Question : Comment retrouve-t-on sa féminité après une amputation et un appareillage de ce genre ?
Sophie Teboul : C’est évidemment très compliqué, je suis passée par plusieurs stades. Très peu de femmes arrivent à retrouver leur féminité. Moi, comme je l’ai expliqué, le fait d’avoir une belle prothèse sur laquelle beaucoup de personnes ont travaillé, l’ingénieur qui me l’a mise me disant « Sophie, si on te la laisse il faut que tu sois fière de la porter », ça m’a obligé à me montrer, à la mettre en valeur et en le faisant, je me suis efforcée de me mettre en valeur. Ça fait partie de la récupération de l’estime de soi. Le fait d’avoir participé à des événements promotionnels avec Proteor m’a obligée d’aller chez le coiffeur, porter de nouveau des jolies robes, et donc tout ça fait partie de l’estime de soi. Je devais en passer par là pour pouvoir ensuite m’accepter et reconstruire quelque chose avec quelqu’un, par exemple. Évidemment, on a le corps meurtri, et surtout pour une femme, c’est très compliqué d’accepter de se montrer.

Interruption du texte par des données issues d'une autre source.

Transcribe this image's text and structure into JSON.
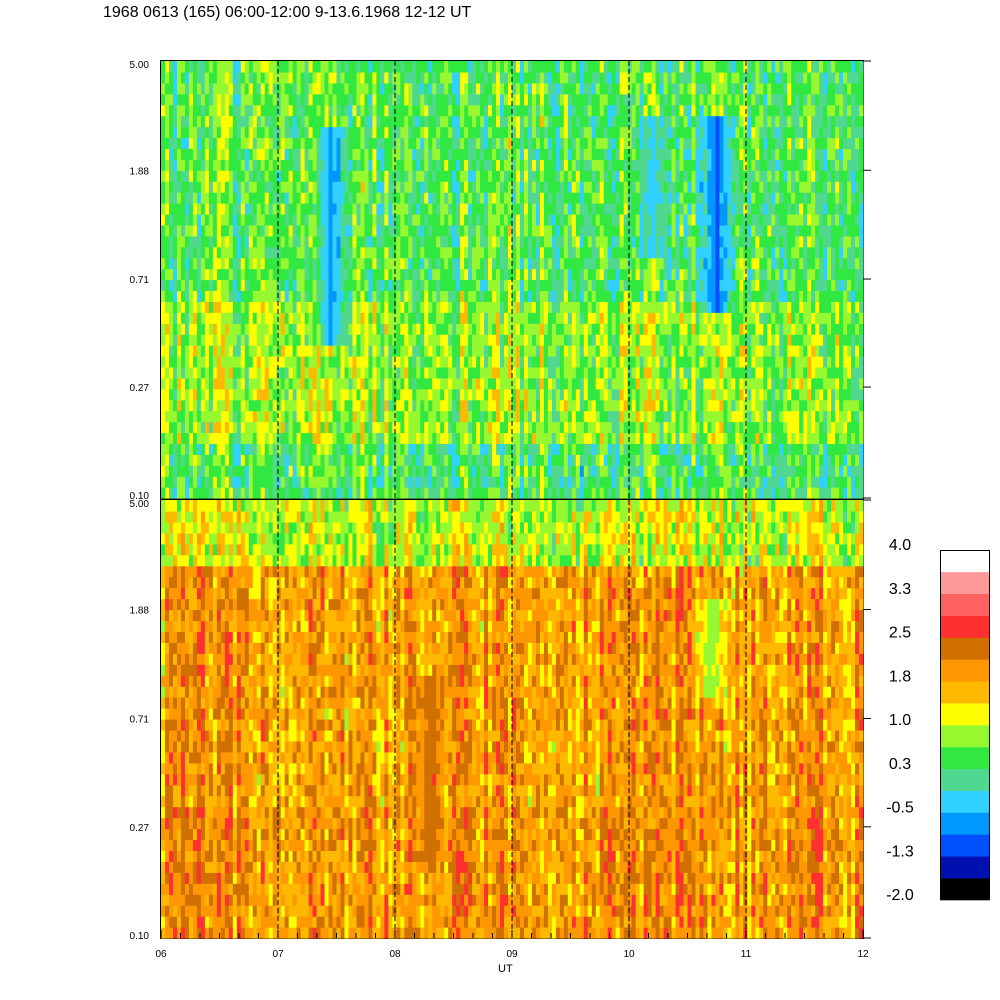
{
  "title": "1968 0613 (165) 06:00-12:00 9-13.6.1968  12-12 UT",
  "xlabel": "UT",
  "x_ticks": [
    "06",
    "07",
    "08",
    "09",
    "10",
    "11",
    "12"
  ],
  "y_ticks": [
    "0.10",
    "0.27",
    "0.71",
    "1.88",
    "5.00"
  ],
  "colorbar": {
    "labels": [
      "4.0",
      "3.3",
      "2.5",
      "1.8",
      "1.0",
      "0.3",
      "-0.5",
      "-1.3",
      "-2.0"
    ],
    "colors": [
      "#000000",
      "#0010b0",
      "#0050ff",
      "#0098ff",
      "#30d0ff",
      "#50d890",
      "#30e840",
      "#98f830",
      "#ffff00",
      "#ffb800",
      "#ff9800",
      "#d07000",
      "#ff3030",
      "#ff6060",
      "#ff9898",
      "#ffffff"
    ]
  },
  "chart_data": [
    {
      "type": "heatmap",
      "panel": "upper",
      "xlabel": "UT",
      "x_range": [
        6,
        12
      ],
      "y_ticks": [
        0.1,
        0.27,
        0.71,
        1.88,
        5.0
      ],
      "y_scale": "log",
      "y_range": [
        0.1,
        5.0
      ],
      "value_range": [
        -2.0,
        4.0
      ],
      "dominant_level": 0.8,
      "features": [
        {
          "x_center": 7.45,
          "y_range": [
            0.4,
            2.8
          ],
          "level": -1.0
        },
        {
          "x_center": 10.2,
          "y_range": [
            0.9,
            3.0
          ],
          "level": -0.7
        },
        {
          "x_center": 10.75,
          "y_range": [
            0.55,
            3.0
          ],
          "level": -1.5
        }
      ]
    },
    {
      "type": "heatmap",
      "panel": "lower",
      "xlabel": "UT",
      "x_range": [
        6,
        12
      ],
      "y_ticks": [
        0.1,
        0.27,
        0.71,
        1.88,
        5.0
      ],
      "y_scale": "log",
      "y_range": [
        0.1,
        5.0
      ],
      "value_range": [
        -2.0,
        4.0
      ],
      "dominant_level": 1.9,
      "features": [
        {
          "x_center": 8.3,
          "y_range": [
            0.2,
            1.0
          ],
          "level": 2.6
        },
        {
          "x_center": 10.7,
          "y_range": [
            0.9,
            2.0
          ],
          "level": 0.5
        }
      ]
    }
  ]
}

Question : C’est votre propre rapport au corps, ou le regard des autres sur votre corps ?
Sophie Teboul : Ce sont les deux. En fait, ça a été surtout le regard des autres. Mon ex-mari, par exemple, avait un très mauvais regard sur moi. Jusqu’au jour où vous vous rendez compte que pas tout le monde va vous regarder comme ça. Quand on récupère l’estime de soi, on fait abstraction des mauvais regards, il y en aura toujours de toute façon. Il faut du temps pour ça, jusqu’au jour où l’on rencontre quelqu’un qui va nous regarder différemment…
Propos recueillis par Laurent Lejard, mars 2023.